A veterinarian friend of ours just got her test results and they were.............inconclusive. She needs to get dressed again and go back for another test.
So sorry to hear this iris and Siouzq. Hope that everyone have minor cases and recover quickly.
So sorry IL and SQ. I hope everyone is okay.
Hope everyone waiting is negative! And sorry about your dh, il.
As for tests, stores in my area reported really high sales/selling out from before Christmas through to the new year. I think we, the general public, created the shortage. First it was toilet paper and now covid tests.
In stock tests. Available in sizeable quantities, 2-3 day delivery time to remote islands:
https://www.vitalitymedical.com/intr...ovid-test.html
Starting this coming Saturday.
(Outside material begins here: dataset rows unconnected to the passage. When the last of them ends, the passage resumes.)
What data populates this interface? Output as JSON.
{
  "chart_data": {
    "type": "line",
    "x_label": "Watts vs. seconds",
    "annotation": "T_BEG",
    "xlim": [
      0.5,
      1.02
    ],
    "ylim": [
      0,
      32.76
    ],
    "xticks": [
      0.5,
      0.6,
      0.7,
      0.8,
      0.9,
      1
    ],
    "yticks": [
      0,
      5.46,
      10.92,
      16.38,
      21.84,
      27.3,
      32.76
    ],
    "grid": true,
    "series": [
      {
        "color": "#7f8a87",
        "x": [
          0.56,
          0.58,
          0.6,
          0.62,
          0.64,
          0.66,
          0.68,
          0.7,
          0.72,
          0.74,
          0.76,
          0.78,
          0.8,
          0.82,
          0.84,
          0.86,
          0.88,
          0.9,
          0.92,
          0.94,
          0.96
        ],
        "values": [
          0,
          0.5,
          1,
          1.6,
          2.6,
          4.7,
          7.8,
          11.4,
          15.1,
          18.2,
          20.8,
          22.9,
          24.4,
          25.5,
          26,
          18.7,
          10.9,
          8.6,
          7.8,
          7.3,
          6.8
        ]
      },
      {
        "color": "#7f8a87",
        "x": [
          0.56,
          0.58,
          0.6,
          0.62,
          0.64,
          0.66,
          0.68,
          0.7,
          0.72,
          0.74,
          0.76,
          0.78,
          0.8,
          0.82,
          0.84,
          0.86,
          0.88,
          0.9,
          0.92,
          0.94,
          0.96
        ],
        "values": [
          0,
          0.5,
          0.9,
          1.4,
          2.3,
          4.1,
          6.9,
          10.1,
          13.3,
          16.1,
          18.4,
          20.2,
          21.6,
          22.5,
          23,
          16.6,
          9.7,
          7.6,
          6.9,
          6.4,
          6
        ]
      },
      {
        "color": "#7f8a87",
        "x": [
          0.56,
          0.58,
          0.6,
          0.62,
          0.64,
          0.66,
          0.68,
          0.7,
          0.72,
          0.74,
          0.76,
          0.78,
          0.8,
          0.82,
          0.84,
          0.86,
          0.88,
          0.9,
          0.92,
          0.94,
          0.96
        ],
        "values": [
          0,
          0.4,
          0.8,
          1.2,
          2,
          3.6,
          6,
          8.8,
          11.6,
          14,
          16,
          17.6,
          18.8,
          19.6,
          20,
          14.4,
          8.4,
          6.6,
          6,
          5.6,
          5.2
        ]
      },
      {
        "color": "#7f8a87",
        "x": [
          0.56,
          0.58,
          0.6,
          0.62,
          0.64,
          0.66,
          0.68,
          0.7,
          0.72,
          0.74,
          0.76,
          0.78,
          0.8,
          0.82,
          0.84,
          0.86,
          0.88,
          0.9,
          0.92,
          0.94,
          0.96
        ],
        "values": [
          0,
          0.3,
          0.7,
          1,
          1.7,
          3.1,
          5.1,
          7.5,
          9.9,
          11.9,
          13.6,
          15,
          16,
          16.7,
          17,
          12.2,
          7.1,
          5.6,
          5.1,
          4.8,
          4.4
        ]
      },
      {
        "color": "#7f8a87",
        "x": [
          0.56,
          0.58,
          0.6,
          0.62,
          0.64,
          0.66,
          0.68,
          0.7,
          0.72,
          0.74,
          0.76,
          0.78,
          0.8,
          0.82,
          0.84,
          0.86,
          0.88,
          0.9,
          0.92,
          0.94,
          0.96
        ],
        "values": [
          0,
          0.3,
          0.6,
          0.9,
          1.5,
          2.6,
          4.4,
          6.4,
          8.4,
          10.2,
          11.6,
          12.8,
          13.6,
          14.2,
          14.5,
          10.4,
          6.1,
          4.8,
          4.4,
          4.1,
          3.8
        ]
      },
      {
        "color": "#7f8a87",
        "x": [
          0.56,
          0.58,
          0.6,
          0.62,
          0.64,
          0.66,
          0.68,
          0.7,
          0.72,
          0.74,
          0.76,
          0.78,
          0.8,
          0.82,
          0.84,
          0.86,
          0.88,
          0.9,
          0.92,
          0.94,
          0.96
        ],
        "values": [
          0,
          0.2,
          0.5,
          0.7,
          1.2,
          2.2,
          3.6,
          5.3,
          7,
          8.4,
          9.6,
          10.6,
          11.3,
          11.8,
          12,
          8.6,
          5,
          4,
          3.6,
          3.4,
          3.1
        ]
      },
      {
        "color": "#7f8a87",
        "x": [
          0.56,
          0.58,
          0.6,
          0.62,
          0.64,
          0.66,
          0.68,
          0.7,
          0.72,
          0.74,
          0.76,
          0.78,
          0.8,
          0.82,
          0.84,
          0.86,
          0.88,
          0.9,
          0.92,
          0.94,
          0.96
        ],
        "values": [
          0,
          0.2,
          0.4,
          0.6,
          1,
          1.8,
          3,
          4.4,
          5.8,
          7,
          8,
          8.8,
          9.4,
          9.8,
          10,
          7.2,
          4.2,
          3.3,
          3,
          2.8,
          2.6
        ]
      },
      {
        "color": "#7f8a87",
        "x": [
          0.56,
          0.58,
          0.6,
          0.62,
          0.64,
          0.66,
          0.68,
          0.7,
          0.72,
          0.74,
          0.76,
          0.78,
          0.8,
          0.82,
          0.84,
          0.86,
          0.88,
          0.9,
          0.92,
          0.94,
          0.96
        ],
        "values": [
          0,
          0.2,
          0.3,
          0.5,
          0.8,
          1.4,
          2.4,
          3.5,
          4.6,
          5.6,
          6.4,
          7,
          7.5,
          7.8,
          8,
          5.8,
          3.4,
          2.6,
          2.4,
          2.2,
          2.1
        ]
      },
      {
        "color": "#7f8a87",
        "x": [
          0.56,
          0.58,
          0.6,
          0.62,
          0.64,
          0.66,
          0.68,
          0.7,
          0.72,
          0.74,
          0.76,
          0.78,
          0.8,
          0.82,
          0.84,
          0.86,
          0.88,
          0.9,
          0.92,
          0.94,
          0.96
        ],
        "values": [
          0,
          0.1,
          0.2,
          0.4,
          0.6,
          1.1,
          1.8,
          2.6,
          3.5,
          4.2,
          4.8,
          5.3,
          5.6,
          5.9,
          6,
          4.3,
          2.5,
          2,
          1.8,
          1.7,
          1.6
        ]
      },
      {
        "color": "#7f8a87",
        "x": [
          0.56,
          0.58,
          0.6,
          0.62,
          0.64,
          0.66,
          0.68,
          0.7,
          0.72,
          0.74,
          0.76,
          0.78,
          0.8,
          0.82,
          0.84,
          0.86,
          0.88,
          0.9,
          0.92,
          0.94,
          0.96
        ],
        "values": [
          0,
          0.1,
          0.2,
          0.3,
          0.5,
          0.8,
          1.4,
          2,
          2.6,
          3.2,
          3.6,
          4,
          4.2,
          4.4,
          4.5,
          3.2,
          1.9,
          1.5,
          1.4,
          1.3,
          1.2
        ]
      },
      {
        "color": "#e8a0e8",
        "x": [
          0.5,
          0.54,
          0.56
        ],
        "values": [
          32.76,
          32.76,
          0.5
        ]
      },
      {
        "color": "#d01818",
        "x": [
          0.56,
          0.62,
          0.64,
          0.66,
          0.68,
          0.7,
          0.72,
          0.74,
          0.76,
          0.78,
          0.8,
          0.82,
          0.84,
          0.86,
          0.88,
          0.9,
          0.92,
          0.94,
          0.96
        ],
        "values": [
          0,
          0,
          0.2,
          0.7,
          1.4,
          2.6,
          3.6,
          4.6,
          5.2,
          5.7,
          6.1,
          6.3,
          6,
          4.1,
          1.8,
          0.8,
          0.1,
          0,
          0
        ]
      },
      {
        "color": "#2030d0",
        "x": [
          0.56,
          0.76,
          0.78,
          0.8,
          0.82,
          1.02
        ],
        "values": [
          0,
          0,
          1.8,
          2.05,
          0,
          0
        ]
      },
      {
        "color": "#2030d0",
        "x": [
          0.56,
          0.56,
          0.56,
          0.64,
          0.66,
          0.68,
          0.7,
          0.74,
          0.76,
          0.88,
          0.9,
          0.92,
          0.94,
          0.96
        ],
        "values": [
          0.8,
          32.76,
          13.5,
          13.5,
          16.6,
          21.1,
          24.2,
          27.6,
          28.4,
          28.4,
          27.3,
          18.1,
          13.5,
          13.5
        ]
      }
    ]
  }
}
I doubt they'll be retroactive in reimbursement.Quote:
I thought I heard that insurance or at least someone is supposed to reimburse for up to 8 kits, but haven't checked on the details.
The one I ordered on Amazon was supposed to be delivered, according to Amazon’s stock blurb “by January 7” but when I actually put my finger on the order button, it’s surprise, it wouldn’t be delivered until January 25.
We used to run into that at the library all the time, we would be unable to get a book but the customers and other staff would say “but Amazon says it’s available “. All a big lie.
The provincial government in Quebec is preparing to impose a "health contribution tax" on residents who refuse COVID vaccines for non-medical reasons. On 1/11/22 Premier Legault said the tax is "intended as a consequence". The amount of the tax has not been decided, but Legault promised that it will be significant.
haha, so I found out, I assumed there was a way to get money back, nope too soon. I had kept the receipts. But to be honest I expected less of it than all that, imagined the hoops to be jumped through might be too complex and that it's just another cost I should eat due to pandemic (like masks etc.). But no, the getting money back wasn't even an option yet. And then I probably go to the drug store like 10 times for them to have test maybe 2 of them. At least it's close I guess.Quote:
Starting this coming Saturday. I doubt they'll be retroactive in reimbursement.